2. "Where does the data actually go?"

The second worry was less philosophical and more operational, but it has a similar quality of unanswered questions sitting underneath a familiar surface.

A year ago, the data conversation with GCs was a relatively simple one. The question was "is my data safe?"

The conversation has become a lot more nuanced. "Is it safe" is no longer the right framing, because it implies a binary that does not match how these systems actually work in practice.

The questions I heard in Alicante were more granular. Is the tenant isolated? SOC 2 Type 2? What happens to a document when it passes through a model, and even if the model isn't being trained on it, what artifacts exist, for how long, and who can see them? If a regulator asks the GC tomorrow to draw a map of where a specific contract's contents have travelled, can the GC actually draw that map?

These are not unreasonable questions, and they are not paranoid questions.

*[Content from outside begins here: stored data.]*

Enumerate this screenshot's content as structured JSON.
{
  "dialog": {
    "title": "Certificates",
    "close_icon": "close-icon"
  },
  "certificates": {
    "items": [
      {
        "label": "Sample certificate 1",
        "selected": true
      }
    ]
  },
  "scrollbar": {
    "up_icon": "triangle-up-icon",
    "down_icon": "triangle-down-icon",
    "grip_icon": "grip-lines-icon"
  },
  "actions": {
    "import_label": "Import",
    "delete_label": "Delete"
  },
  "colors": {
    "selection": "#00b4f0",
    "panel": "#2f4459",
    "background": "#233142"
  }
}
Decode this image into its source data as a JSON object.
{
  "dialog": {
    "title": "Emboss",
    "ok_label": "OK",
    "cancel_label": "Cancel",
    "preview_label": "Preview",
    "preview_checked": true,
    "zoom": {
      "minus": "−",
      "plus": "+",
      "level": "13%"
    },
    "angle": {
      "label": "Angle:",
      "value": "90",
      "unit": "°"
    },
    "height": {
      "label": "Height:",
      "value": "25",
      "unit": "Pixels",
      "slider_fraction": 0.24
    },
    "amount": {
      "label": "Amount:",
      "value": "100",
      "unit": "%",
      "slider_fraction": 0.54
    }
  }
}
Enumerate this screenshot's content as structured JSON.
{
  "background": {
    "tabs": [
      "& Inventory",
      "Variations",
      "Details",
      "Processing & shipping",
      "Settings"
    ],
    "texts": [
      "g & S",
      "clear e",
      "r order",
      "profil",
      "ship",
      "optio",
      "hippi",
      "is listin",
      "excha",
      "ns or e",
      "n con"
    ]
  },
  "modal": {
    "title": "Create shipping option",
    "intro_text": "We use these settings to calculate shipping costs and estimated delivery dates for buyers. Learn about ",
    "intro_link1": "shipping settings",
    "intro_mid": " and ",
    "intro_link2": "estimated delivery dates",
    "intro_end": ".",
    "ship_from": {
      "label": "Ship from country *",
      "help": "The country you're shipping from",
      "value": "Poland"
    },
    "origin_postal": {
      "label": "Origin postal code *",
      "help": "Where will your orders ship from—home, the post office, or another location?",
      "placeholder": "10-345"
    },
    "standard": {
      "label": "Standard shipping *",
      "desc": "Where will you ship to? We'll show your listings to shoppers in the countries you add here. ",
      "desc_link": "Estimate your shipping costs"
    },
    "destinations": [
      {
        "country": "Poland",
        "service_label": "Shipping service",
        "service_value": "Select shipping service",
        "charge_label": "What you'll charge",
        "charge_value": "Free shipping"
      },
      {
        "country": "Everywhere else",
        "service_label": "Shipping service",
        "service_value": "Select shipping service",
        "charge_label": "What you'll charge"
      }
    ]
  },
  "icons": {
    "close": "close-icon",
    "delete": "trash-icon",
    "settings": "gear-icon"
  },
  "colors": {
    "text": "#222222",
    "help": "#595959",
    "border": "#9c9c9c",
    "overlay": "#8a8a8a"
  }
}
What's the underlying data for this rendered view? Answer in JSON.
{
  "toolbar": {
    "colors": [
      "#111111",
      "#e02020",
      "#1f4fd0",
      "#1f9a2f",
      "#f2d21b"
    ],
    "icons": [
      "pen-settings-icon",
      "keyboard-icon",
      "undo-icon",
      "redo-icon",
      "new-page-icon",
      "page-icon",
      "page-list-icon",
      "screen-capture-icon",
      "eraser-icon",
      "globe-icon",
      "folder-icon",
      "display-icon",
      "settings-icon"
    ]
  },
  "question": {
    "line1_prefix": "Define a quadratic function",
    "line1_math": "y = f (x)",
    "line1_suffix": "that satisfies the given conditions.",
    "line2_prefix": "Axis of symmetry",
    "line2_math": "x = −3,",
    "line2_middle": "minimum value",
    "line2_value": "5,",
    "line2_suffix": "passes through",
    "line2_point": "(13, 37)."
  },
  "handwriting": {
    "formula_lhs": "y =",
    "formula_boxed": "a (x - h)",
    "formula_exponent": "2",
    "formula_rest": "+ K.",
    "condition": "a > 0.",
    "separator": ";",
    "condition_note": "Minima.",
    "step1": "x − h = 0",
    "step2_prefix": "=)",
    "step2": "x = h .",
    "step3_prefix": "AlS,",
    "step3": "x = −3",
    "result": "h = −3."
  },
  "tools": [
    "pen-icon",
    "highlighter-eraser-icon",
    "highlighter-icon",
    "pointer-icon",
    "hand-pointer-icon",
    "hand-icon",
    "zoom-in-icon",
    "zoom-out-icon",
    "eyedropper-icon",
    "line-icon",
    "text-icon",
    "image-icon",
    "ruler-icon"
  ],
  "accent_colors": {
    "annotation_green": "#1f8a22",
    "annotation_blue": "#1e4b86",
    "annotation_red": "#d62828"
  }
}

They are the questions of a function that knows it will be the one in the chair when the board, the regulator, or the customer asks. GCs are not looking for reassurance. They are looking for evidence. The kind that holds up when they're the ones being asked to defend it.

3. "We want firms as advisors, not drafters"

The third worry was about a relationship, not a technology. It was also the one that felt most quietly seismic.

For a long time, the unspoken bargain between in-house teams and outside counsel was that the firm did the work the in-house team couldn't or wouldn't do itself: the drafting, the late-night turns, the volume. The relationship was sized to that bargain. Panel arrangements, billing models, even who you put on which file, most of it assumes that drafting and turning documents is the substance of what firms provide.

What I heard at the summit is that this assumption is breaking. As "work" moves in-house, accelerated by AI agents that can take a first or second pass at the kind of work that used to fill associate timesheets, GCs are starting to ask a sharper question of their firms: What is the part I actually need you for?

The answer most GCs landed on was some version of judgment – e.g. the hard call on a novel question, the view of how a regulator is thinking this quarter, or simply their instinct, which has been built over decades. That is what they want their outside counsel relationship to be about. Not the draft.

That sounds like a small reframing, but it changes how matters get scoped, how firms get paid, and what kind of partner gets promoted inside the firm itself. Several GCs told me, almost in passing, that they were quietly rethinking their panels with this in mind.

What it adds up to

The headline from Alicante, if there is one, is that the conversation about AI in legal has moved on. The defensive questions of last year (does it work, can I trust it, will it embarrass me) haven't been resolved so much as absorbed. The questions GCs are spending their energy on now are about second-order effects: what AI is doing to the people they're responsible for training, the data they're responsible for governing, and the partners they're responsible for choosing.

These are harder questions, and they don't have vendor-shaped answers. But they are the right questions, and the fact that the room is asking them, out loud, in detail, with each other, is the most encouraging thing I took home.